NSF awards MSU $122.5 million for operation of cyclotron laboratory
- Dec 1, 2016
- Faculty & Staff, Research, Physics & Astronomy
The National Supeconducting Cyclotron Laboratory is one of the world's flagship nuclear science research facilities. Funded by the NSF, its mission is to provide beams of rare isotopes for researchers from around the world.
A cooperative agreement between Michigan State University and the National Science Foundation will result in up to $122.5 million in continued funding over five years for the National Superconducting Cyclotron Laboratory.
The agreement will fund forefront research in nuclear and accelerator science and continue operation of NSCL as one of the world’s flagship nuclear science research facilities.
“We are extremely happy and grateful. This cooperative agreement from the NSF allows us to continue enabling cutting-edge scientific research into the nature and origin of atomic nuclei,” said Brad Sherrill, University Distinguished Professor of physics in the College of Natural Science and NSCL director. “We are excited about what this means for our users.”
The Physics Division of the National Science Foundation has supported NSCL operation at MSU since the mid-1980s. The new funding will cover the period until the under-construction Facility for Rare Isotope Beams becomes operational, which is expected to be in 2021.
“It is incredibly important to both the nation’s leadership in nuclear science and to our scientific user community that rare isotope research continue in a strong way at NSCL” said Thomas Glasmacher, University Distinguished Professor of physics and FRIB laboratory director.
An NSF-funded national user facility, the laboratory provides beams of rare isotopes (short-lived versions of the elements not normally found on Earth) for basic research into the origin and structure of atomic nuclei. Rare isotopes have potential applications in areas such as health care and homeland security.
In addition to continuing to fund the operations of NSCL cyclotrons, the agreement also will provide funding to operate a newly built, smaller linear accelerator that will allow researchers to “re-accelerate” rare isotopes.

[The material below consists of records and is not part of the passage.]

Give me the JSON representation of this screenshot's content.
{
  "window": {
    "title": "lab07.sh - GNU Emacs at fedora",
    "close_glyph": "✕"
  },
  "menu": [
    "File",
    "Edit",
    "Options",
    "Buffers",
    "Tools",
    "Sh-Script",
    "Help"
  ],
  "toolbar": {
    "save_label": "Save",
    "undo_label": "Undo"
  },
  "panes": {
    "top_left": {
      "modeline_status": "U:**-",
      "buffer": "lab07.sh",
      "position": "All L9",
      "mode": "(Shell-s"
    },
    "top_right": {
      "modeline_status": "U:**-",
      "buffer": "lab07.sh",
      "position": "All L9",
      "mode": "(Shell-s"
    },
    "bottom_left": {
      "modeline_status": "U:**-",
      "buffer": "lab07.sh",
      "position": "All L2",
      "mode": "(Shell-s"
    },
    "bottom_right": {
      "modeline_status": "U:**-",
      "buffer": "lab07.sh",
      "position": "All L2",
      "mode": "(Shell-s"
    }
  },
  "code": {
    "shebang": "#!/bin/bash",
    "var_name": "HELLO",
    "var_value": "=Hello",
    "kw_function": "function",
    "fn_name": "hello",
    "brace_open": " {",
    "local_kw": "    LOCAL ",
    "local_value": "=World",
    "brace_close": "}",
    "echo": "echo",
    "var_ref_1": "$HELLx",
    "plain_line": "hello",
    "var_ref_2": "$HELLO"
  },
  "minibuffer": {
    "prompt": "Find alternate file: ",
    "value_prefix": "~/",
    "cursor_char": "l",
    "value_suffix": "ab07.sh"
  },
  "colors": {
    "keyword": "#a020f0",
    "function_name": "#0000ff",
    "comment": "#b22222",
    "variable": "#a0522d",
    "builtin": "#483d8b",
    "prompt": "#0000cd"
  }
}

“Some experiments that scientists want to do require very precise energy of the rare isotope beam, at an energy lower than we can deliver,” Sherrill said. “This new, smaller accelerator will open a whole new window into how, for example, atomic nuclei interact in stars.”
As the nation’s major user facility providing beams of rare isotopes for nuclear science, NSCL provides unique, hands-on learning opportunities for the next generation of nuclear scientists. Approximately 10 percent of all nuclear science Ph.D.s awarded in the United States are based on research carried out at NSCL.
In addition, more than 100 undergraduate students are actively involved in research at NSCL every year.